Saturday, July 03, 2004

Lessons from an Occupation

In an interesting article for The New York Review of Books, Amos Elon wrote how the Israeli Occupation of the West Bank and Gaza Strip has coarsened the Jewish state. He advances a theory that's becoming increasingly prevelant: their victory in 1967 Six Day War fundamentally changed the nature of Israeli society. It went from being a country of people fleeing oppression to a country who ruled over others against their will. This transformed the character of Israel.

In words that would be useful for Americans to remember, he writes: A great victory can be almost as harmful as a defeat. In the hubris of Israel's stunning success in defeating Egypt, Syria and Jordan in a war ominously named after the Six Days of Creation, it became a victim of its victory no less than the Palestinians.

He notes that Israelis were originally viewed as liberators by the Palestinians. Relieved to be rid of a repressive Jordanian regime, the Palestnians at first greeted the Israeli occupiers with cries of 'Welcome! Welcome!' and cups of steaming hot Turkish coffee.

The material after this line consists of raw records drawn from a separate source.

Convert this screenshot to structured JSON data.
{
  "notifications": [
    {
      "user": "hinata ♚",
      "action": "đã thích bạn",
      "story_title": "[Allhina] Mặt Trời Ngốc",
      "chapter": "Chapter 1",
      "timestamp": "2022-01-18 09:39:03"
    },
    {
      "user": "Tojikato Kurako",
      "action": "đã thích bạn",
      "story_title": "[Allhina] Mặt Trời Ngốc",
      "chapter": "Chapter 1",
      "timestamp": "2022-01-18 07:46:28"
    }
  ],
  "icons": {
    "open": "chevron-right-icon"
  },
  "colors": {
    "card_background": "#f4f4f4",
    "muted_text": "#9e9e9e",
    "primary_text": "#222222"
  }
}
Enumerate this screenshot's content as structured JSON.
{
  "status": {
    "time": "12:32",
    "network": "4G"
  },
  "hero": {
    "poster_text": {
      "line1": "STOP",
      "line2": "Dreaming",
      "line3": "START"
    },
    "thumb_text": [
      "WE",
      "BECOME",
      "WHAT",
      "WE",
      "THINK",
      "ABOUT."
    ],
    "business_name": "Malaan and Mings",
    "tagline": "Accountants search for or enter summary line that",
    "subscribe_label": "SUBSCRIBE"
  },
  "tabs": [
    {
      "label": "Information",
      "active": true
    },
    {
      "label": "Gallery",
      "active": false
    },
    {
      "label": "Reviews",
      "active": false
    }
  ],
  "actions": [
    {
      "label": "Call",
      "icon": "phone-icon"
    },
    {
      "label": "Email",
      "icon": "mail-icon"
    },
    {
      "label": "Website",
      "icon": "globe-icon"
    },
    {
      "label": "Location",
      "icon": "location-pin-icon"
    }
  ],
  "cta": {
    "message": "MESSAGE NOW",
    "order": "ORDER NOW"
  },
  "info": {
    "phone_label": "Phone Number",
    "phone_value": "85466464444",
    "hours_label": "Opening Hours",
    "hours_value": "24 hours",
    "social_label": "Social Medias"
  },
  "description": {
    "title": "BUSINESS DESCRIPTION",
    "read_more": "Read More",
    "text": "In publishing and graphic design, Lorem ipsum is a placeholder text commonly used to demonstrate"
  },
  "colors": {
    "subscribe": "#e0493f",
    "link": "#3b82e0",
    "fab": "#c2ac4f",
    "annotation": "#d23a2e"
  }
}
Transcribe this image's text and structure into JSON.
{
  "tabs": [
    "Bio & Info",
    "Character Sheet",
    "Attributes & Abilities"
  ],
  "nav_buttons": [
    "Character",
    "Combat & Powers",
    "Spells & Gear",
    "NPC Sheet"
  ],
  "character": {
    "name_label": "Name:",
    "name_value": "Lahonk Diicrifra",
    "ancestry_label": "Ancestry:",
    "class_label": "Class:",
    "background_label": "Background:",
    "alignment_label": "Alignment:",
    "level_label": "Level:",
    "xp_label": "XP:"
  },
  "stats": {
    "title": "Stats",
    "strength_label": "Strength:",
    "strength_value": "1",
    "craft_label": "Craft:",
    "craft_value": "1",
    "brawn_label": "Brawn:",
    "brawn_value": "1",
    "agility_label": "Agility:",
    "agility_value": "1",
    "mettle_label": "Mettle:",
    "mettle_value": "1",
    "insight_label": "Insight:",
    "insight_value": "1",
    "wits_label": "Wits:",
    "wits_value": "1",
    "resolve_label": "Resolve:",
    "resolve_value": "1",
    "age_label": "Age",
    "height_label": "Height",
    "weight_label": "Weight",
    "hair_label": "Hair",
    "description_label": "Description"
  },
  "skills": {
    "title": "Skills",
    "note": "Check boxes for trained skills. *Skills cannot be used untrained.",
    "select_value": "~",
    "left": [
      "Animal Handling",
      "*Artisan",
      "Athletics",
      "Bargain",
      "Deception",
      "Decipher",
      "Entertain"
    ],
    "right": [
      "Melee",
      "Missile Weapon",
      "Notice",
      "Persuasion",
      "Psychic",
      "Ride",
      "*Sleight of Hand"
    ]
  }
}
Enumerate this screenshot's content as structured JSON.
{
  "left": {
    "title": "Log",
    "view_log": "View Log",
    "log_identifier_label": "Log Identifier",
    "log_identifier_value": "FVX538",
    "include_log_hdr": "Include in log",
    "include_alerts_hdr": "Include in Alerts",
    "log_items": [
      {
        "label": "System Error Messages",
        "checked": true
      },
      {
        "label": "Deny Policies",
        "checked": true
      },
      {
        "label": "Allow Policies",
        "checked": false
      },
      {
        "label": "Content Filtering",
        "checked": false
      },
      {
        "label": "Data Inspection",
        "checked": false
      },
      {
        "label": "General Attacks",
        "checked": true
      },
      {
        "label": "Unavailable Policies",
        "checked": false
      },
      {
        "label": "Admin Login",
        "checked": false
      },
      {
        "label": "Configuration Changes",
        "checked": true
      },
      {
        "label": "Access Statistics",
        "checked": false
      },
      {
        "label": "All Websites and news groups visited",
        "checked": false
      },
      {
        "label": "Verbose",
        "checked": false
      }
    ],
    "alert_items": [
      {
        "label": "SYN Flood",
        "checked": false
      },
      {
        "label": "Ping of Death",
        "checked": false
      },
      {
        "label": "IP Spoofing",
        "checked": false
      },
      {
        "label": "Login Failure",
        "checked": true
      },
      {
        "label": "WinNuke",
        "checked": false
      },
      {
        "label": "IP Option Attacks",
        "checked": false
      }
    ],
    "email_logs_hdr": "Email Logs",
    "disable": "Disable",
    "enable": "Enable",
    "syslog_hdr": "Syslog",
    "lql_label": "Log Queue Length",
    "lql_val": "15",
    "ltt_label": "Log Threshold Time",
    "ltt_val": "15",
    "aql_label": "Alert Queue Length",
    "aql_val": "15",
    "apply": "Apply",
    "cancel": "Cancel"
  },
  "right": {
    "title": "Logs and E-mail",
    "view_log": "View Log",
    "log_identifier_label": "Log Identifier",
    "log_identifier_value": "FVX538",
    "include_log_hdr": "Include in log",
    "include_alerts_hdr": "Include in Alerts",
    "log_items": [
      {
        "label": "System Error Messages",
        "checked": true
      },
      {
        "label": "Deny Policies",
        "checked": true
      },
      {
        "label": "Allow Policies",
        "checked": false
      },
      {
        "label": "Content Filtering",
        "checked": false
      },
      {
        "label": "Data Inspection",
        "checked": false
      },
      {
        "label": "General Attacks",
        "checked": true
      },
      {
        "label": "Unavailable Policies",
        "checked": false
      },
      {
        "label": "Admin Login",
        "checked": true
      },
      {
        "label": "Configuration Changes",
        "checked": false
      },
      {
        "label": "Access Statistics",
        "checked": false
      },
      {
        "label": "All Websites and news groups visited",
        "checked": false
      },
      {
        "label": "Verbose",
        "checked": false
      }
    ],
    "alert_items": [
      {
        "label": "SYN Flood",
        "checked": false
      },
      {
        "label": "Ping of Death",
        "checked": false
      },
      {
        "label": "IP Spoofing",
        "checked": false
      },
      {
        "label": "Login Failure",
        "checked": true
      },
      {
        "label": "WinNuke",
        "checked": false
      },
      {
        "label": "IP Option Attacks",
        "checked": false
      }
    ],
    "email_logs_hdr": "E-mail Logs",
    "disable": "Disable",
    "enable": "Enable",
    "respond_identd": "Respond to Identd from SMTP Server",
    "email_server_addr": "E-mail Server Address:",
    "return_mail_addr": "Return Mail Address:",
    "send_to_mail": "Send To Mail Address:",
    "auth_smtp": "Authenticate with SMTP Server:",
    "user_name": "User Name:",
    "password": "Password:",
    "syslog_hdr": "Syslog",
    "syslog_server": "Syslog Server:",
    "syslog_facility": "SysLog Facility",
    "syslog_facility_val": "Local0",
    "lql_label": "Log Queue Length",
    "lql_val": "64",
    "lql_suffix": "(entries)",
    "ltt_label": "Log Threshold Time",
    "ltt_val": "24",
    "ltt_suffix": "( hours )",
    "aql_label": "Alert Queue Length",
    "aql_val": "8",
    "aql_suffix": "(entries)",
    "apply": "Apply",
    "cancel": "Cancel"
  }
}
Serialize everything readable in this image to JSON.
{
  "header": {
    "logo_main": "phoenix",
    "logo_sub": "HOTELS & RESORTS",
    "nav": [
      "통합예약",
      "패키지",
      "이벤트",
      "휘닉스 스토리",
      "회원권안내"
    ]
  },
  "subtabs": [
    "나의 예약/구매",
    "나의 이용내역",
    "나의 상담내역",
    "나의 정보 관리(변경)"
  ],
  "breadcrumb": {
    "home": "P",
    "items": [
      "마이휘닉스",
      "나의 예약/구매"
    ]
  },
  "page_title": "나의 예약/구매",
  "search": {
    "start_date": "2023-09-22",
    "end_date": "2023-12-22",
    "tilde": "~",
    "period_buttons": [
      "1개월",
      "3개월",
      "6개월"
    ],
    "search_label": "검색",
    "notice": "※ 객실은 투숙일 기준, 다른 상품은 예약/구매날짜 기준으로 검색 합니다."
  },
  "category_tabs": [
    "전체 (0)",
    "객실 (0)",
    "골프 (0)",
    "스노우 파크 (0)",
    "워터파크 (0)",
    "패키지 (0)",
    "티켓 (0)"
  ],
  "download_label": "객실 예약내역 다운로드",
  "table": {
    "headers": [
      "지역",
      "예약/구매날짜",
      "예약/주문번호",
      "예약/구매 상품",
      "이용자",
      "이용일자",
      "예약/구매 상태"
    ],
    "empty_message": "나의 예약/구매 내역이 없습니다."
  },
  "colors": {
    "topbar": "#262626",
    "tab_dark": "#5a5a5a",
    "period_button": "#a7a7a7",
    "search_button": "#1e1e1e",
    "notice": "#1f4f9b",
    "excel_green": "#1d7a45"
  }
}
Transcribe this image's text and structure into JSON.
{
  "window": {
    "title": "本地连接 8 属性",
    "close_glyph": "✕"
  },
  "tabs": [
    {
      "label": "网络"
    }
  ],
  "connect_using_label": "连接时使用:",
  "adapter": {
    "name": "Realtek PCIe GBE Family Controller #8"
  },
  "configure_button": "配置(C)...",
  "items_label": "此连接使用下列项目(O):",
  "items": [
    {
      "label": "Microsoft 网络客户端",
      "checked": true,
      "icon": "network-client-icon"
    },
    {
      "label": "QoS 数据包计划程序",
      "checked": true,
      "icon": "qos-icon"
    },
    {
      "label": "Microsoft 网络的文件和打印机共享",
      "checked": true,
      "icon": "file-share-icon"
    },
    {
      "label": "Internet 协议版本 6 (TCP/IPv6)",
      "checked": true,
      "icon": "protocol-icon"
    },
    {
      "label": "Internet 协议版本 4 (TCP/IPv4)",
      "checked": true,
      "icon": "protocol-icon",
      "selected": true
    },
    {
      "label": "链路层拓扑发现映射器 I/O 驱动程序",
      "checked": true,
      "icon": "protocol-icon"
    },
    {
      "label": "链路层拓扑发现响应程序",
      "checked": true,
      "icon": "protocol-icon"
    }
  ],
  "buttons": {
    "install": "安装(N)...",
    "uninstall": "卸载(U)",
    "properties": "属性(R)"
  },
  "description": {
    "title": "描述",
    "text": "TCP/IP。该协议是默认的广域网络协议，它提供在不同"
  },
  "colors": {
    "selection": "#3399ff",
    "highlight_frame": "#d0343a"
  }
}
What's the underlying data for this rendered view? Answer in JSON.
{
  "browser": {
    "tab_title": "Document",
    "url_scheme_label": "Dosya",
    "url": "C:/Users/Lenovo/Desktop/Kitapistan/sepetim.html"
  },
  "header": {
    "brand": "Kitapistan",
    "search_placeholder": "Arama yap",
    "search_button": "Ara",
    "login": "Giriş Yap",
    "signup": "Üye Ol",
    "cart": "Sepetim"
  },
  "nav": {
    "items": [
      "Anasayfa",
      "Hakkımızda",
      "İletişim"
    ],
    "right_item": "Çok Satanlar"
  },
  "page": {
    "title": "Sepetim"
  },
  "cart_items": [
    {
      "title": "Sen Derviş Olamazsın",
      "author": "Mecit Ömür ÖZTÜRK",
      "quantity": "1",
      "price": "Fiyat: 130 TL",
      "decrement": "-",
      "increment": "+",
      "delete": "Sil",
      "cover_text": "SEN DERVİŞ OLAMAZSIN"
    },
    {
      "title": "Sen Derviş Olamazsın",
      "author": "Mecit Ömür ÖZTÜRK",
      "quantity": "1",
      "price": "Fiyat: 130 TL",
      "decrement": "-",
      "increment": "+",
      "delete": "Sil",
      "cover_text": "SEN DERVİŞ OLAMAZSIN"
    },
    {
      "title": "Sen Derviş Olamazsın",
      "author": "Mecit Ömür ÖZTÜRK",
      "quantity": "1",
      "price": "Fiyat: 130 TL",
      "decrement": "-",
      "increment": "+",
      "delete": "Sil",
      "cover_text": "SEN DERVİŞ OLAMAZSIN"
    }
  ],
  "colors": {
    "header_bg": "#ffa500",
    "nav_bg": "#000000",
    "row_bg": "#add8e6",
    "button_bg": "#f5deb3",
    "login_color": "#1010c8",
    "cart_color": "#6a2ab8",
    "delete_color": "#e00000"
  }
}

Elon also pointed out that the 1967 transformed the political culture of Israel. Until then, it was led by civilians. Now, like Algeria, it's dominated by the military even when there's a nominal civilian head. In reviewing a book by Richard Ben Cramer, Elon notes No other Western democracy, Cramer says, has a former general as prime minister. [Israeli Prime Minister Ariel] Sharon is the third general headnig an Israeli government in recent years, while Benjamin Netanyahu was a colonel in the special forces. Having former generals as prime ministers was a practice that began only after 1967. It was, Cramer writes, 'conicident with the occupation,' when generals began to be celebrated as supermen and no elegant dinner party was complete without a victorious general. Thus my personal discomfort with mass canonization of all soldiers in a civilian democracy. He continues, The problem with military men in high places, Crame writes, is their tendency to be narrowly tactical thinkers.

Curiously, he adds that Sharon once told an interviewer that he keeps A Savage War of Peace by Alistair Horne, a book on the Algerian war, by his bedside. I've read the excellent book myself. If Sharon has really read it, he obviously wasn't paying attention since the parallels between Israeli conduct in the Occupied Territories and French conduct in Algeria are stunning. The wars' effects on and divisions they created within the respective societies (Israeli and French) are even more similar.